Visual Arts of Kyrgyzstan in the 60s-80s.
Integration of Artistic Cultures
The international integration of artistic cultures has deepened and expanded, based on the commonality of the economic and spiritual life of the peoples of our country.
This process, which has accelerated in pace, does not eliminate the differences between nations, which, as V. I. Lenin pointed out, "will persist for a very long time even after the establishment of the dictatorship of the proletariat on a global scale." The differences, determined by centuries-old historical factors, largely define the national specificity of artistic creativity, which, nevertheless, develops in interaction with the cultures of various peoples. "The richness of each national culture, its best traditions, the aesthetic charm of the national color of each people—all of this has poured into a powerful stream of socialist realism. And this art is now being created by a new historical community in our country—the Soviet people... The Soviet people represent an international union of all the working people of our country.
But this union is not without nationality; it unites various nations and ethnicities developing in conditions of fraternal cooperation and mutual assistance.

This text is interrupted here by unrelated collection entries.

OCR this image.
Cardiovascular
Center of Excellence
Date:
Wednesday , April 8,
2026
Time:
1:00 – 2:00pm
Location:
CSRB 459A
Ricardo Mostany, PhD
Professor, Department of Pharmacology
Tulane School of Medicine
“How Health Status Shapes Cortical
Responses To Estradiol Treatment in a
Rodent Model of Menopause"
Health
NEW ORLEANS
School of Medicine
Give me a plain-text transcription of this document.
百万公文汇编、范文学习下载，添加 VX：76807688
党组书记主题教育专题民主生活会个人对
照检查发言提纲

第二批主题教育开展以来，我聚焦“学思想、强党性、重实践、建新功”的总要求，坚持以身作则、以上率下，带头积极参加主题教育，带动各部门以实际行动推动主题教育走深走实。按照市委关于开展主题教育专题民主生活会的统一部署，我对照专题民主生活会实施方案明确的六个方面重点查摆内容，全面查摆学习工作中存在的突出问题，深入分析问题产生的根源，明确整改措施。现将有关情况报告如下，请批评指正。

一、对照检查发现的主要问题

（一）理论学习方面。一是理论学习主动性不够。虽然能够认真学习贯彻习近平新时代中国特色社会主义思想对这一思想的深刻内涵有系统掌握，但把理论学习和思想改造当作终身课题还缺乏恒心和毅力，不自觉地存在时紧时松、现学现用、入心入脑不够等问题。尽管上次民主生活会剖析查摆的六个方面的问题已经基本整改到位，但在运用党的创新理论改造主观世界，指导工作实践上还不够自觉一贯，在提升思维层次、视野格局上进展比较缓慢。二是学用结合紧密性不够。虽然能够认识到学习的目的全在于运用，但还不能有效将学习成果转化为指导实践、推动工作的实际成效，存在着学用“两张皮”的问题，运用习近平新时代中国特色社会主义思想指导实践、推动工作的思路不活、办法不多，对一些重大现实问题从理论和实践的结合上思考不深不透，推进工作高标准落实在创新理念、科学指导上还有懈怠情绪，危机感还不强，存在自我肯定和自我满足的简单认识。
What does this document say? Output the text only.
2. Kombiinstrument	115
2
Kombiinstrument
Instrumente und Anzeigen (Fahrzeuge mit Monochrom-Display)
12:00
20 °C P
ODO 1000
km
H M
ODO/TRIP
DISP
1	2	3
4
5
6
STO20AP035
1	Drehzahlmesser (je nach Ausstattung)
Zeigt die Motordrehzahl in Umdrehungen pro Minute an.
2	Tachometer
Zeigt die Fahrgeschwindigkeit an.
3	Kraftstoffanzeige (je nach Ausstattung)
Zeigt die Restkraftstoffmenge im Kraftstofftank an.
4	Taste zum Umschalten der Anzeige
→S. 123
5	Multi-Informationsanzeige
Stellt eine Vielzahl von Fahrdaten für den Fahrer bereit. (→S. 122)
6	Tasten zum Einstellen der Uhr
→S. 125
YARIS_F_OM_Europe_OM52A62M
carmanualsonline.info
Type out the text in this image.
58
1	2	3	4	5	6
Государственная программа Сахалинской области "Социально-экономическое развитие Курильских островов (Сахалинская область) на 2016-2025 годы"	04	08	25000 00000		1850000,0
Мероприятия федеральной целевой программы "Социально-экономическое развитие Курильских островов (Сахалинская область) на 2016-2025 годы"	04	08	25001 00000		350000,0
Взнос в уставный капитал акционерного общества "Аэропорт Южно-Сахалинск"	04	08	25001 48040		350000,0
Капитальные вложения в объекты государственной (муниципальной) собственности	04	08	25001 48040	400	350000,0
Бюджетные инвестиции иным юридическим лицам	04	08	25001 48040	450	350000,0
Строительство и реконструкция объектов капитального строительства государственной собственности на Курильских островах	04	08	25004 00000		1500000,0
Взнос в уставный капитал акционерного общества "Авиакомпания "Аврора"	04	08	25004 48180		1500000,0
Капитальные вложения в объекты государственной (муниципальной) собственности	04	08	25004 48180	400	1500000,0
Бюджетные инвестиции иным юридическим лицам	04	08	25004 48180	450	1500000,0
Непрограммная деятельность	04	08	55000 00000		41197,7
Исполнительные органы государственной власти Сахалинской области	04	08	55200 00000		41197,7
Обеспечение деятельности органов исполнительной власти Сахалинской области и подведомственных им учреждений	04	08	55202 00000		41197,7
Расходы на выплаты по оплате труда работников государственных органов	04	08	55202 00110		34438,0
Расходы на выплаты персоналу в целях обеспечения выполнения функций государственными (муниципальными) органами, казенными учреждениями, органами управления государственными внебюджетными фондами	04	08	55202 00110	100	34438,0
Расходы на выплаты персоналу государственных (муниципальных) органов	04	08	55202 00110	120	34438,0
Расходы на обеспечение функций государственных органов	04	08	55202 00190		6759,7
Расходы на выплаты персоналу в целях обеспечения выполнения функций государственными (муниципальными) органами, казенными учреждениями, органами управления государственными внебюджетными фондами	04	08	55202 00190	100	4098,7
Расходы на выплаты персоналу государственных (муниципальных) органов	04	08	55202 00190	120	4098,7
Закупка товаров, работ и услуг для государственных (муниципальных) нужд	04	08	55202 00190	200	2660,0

The flourishing of culture and art of each nation would be unthinkable without such cooperation, without interaction and mutual enrichment of national cultures, national languages, and national arts. Such interaction has been an essential condition for the formation of a unified socialist artistic culture, permeated with the international doctrine—the ideology of Marxism-Leninism.”
The profound social transformations over a short historical period allow the creative intelligentsia to pay closer attention to the meaning and nature of these transformations, to evaluate the past and present of their people from Marxist-Leninist positions.
In the 1960s, the self-awareness of each nation and ethnicity that makes up the Soviet people reached a high peak. This self-awareness, developing in dialectical connection with the principles of socialist internationalism, deepened the tendencies to form national artistic schools at a new ideational and creative level. This period is characterized by a more proportional development of all types of arts in the republic; however, painting remains the leading genre in terms of themes and artistic discoveries.
At the origins of Kyrgyz visual art stood remarkable artists such as S. Chuykov, V. Obraztsov, L. Kasatkin in painting, L. Ilyina in graphics, L. Mesarosh and O. Manuilova in sculpture, Z. Shtoffer and A. Arefyev in scenography.
These artists, who underwent a remarkable professional school, aimed the first Kyrgyz artists at high professionalism.
None of the first teachers saw manifestations of national uniqueness either in the naturalistic depiction of the ethnographic features of Kyrgyz life or in the stylization of folk art means of artistic expression. From the very beginning, visual art in Kyrgyzstan developed on the principles of realism.